Movement and Interactions: Acids and Alkalis — AQA Combined Science: Synergy
This topic covers reactions of acids, making salts, energy changes in reactions, the pH scale and neutralisation.
Reactions of acids
Acids react in predictable ways:
- acid + metal → salt + hydrogen
- acid + base (metal oxide/hydroxide) → salt + water (neutralisation)
- acid + metal carbonate → salt + water + carbon dioxide
The salt depends on the acid: hydrochloric → chlorides, sulfuric → sulfates, nitric → nitrates.

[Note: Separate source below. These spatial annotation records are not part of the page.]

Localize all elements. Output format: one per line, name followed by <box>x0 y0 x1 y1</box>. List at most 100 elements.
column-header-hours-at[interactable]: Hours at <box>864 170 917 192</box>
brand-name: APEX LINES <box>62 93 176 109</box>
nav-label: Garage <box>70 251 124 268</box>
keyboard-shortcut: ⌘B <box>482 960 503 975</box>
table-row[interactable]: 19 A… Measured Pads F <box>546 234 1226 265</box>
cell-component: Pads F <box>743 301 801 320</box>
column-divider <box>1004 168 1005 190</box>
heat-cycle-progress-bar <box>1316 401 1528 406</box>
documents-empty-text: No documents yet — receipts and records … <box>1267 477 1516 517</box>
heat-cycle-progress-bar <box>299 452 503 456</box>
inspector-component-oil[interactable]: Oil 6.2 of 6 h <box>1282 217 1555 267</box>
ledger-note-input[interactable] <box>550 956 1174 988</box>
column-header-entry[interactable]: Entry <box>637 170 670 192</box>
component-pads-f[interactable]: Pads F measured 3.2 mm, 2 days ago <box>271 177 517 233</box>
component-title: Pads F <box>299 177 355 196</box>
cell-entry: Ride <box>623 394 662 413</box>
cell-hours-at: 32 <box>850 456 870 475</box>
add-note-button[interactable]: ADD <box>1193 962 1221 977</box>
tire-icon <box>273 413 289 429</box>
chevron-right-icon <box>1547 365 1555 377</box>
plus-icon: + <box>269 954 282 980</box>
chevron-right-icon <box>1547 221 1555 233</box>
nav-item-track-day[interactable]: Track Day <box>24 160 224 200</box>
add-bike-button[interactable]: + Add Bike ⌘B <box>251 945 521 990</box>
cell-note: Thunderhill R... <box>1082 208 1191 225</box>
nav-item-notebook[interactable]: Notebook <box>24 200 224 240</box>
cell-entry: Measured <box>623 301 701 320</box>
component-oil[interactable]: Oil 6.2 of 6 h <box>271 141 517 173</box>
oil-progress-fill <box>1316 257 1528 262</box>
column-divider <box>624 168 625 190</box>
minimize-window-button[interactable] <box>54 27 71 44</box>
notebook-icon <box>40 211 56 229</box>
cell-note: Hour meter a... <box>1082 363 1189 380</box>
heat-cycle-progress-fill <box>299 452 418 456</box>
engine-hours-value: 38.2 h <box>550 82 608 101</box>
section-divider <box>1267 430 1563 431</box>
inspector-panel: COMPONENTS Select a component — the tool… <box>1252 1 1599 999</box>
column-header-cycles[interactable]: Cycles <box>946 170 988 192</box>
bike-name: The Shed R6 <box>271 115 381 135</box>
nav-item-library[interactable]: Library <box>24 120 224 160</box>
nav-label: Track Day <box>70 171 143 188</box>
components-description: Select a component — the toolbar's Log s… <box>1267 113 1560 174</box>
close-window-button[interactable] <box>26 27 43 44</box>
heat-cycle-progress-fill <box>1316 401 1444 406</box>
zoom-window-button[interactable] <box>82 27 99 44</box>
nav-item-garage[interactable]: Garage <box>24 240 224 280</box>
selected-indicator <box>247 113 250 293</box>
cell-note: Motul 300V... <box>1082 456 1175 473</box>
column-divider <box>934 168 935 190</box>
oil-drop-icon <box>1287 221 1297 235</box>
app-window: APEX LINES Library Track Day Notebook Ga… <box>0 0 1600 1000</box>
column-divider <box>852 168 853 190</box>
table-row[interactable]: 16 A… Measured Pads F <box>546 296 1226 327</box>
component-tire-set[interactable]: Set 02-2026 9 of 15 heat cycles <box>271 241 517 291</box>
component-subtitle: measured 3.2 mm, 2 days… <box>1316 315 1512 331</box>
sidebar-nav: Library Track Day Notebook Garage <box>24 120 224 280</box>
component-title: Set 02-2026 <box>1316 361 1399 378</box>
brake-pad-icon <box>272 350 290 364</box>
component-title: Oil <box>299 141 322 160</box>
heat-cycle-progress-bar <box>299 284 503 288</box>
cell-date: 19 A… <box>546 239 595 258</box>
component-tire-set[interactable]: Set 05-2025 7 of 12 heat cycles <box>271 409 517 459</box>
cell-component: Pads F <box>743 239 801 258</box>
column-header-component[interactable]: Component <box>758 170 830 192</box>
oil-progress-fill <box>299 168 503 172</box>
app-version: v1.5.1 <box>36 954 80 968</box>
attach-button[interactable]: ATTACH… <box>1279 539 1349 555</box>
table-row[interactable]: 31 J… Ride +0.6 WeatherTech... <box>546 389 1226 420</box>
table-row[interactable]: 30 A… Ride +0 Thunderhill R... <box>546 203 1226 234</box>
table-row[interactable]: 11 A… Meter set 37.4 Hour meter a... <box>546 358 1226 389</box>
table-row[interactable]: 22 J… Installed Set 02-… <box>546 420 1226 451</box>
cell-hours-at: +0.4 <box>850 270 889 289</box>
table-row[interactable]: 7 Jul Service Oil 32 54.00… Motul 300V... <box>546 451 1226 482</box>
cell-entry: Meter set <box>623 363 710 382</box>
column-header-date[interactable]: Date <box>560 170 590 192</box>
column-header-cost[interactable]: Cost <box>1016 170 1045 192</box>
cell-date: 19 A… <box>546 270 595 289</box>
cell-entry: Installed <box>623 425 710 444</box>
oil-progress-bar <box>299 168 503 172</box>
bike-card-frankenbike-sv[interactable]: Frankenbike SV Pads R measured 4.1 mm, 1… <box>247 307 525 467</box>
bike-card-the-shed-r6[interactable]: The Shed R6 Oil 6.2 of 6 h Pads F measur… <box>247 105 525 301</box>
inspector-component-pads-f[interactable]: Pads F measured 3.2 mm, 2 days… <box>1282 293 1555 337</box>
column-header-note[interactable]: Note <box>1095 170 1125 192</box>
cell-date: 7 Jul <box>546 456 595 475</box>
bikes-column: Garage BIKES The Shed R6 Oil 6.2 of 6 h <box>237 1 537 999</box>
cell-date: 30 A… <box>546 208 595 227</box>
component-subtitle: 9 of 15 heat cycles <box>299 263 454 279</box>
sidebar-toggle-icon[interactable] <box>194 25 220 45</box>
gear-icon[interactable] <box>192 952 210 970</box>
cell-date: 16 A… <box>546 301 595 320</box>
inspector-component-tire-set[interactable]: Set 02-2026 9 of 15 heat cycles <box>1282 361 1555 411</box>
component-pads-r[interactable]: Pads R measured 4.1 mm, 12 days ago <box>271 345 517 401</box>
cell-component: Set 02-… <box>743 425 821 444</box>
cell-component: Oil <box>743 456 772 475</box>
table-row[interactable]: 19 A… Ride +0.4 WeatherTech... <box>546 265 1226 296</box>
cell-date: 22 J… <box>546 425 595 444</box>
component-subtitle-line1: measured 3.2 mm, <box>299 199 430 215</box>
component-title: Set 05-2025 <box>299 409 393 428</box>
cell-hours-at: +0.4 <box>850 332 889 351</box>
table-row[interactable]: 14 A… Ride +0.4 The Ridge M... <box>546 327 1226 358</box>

Test hydrogen with a lighted splint (squeaky pop) and carbon dioxide with limewater (turns cloudy).
Making salts
A soluble salt can be made from an acid and an insoluble base (e.g. copper oxide + sulfuric acid → copper sulfate):
- Add excess base to warm acid until no more reacts.

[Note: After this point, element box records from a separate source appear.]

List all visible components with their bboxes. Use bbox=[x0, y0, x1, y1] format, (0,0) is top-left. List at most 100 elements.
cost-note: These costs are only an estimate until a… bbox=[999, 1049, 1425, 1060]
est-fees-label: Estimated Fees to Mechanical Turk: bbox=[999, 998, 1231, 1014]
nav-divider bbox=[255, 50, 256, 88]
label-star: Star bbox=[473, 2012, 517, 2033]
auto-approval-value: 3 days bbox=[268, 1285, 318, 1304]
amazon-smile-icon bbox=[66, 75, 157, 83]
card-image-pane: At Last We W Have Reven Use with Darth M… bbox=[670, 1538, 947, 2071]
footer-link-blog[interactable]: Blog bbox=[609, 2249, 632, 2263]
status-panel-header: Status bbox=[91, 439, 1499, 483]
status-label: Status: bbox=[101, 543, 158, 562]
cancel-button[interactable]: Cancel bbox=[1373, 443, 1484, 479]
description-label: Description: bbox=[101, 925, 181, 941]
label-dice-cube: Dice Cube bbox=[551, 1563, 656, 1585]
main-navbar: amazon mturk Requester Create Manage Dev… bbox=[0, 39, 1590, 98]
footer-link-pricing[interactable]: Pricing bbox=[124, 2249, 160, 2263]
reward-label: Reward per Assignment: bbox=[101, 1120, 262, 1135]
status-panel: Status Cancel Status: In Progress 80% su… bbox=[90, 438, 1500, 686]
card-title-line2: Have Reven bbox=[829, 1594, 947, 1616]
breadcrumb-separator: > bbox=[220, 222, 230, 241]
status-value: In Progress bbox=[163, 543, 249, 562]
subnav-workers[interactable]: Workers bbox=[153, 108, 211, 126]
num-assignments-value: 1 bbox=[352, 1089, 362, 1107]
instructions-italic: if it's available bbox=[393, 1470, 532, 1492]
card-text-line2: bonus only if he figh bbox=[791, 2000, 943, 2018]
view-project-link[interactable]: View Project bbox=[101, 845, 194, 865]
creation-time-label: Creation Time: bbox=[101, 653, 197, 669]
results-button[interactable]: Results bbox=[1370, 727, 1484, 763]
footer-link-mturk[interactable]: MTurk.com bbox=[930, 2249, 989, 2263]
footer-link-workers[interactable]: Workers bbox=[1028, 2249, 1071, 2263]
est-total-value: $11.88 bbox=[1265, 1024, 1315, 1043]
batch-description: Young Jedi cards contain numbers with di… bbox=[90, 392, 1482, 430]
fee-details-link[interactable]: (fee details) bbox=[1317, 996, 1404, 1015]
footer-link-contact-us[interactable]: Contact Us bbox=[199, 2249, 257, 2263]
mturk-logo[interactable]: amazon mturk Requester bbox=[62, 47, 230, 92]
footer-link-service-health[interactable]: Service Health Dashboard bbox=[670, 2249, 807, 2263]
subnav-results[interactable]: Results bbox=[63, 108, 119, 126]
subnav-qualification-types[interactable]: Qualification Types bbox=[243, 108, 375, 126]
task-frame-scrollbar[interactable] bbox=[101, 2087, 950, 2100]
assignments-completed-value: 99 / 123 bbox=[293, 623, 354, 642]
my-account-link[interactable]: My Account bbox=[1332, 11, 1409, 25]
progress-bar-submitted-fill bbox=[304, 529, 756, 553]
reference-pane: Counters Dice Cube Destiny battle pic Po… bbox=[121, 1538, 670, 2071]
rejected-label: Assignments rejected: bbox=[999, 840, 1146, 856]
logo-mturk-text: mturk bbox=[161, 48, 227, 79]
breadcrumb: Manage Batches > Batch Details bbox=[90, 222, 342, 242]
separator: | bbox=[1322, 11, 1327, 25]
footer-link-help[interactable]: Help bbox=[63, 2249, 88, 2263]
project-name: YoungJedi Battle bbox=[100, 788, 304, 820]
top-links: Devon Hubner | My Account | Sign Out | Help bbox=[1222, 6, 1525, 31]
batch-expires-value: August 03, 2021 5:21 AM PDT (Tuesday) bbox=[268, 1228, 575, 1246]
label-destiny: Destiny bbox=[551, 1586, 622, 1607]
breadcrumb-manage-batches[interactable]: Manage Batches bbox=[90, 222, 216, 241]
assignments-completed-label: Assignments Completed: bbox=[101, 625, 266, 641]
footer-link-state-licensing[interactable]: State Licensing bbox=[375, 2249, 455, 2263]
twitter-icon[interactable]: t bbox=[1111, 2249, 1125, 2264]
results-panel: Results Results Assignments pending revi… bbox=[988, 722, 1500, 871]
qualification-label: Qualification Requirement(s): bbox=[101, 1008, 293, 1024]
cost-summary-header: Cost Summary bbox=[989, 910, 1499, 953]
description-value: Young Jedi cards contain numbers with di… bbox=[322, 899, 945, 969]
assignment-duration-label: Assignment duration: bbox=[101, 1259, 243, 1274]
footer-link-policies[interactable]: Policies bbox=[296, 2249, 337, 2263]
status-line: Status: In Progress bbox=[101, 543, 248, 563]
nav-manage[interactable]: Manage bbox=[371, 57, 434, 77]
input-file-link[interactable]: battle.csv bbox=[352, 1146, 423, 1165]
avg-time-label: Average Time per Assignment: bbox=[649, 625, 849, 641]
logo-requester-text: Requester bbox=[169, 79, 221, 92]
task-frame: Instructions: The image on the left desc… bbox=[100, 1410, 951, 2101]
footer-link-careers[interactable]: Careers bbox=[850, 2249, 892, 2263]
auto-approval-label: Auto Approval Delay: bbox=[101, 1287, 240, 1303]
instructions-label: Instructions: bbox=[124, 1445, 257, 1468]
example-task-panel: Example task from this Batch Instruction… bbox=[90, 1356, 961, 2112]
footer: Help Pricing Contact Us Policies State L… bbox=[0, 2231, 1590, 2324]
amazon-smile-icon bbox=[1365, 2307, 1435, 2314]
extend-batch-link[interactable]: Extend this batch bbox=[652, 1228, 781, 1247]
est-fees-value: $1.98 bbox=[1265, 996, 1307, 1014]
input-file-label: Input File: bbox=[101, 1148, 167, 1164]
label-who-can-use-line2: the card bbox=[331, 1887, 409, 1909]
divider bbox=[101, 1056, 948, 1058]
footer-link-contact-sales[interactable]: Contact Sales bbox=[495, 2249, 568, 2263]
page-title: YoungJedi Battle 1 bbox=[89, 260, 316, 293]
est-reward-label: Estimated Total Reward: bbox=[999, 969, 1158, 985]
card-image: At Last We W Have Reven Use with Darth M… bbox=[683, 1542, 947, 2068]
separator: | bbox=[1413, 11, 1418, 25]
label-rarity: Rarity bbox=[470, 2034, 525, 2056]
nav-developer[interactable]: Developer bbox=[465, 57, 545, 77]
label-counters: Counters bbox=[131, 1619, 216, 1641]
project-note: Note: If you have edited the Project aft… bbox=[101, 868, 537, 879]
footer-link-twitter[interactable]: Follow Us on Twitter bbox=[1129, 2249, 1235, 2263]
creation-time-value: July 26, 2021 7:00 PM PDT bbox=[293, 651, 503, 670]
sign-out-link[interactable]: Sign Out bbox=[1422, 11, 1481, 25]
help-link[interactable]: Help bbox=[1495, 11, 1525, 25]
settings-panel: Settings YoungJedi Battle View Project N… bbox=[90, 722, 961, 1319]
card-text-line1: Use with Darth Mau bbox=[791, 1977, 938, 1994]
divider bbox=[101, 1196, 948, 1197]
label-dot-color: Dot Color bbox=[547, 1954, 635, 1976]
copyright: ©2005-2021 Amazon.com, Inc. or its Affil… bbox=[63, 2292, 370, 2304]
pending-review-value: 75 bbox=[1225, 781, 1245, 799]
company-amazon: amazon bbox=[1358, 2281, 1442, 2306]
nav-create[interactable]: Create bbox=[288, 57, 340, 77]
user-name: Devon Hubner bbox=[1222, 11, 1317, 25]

- Filter off the excess solid.
- Crystallise the solution and leave the crystals to dry.
Required practical: preparing a pure, dry sample of a soluble salt.
Energy changes in reactions
- Exothermic reactions transfer energy to the surroundings (temperature rises) — e.g. neutralisation, combustion, many displacement reactions.
- Endothermic reactions take in energy (temperature falls) — e.g. some dissolving and thermal decomposition.
Required practical: measuring temperature changes during reactions such as neutralisation or displacement.
The pH scale and neutralisation
The pH scale (0–14) measures acidity/alkalinity, using universal indicator or a pH probe.
- pH < 7 acidic (produces H⁺ ions); pH 7 neutral; pH > 7 alkaline (produces OH⁻ ions).
- Neutralisation: H⁺ + OH⁻ → H₂O.
Strong and weak acids (Higher Tier)
- Strong acids (hydrochloric, sulfuric, nitric) are fully ionised in water.
- Weak acids (ethanoic, citric, carbonic) are only partially ionised.
- As pH decreases by one unit, the H⁺ concentration increases tenfold.
- Strength (degree of ionisation) is different from concentration (amount dissolved).
Exam tips
- Learn the three general acid reaction patterns and match acids to their salts.
- Know the salt-preparation method steps and the gas tests.
- Define exothermic (temperature rises) and endothermic (temperature falls).
- Distinguish strong/weak (ionisation) from concentrated/dilute (amount dissolved).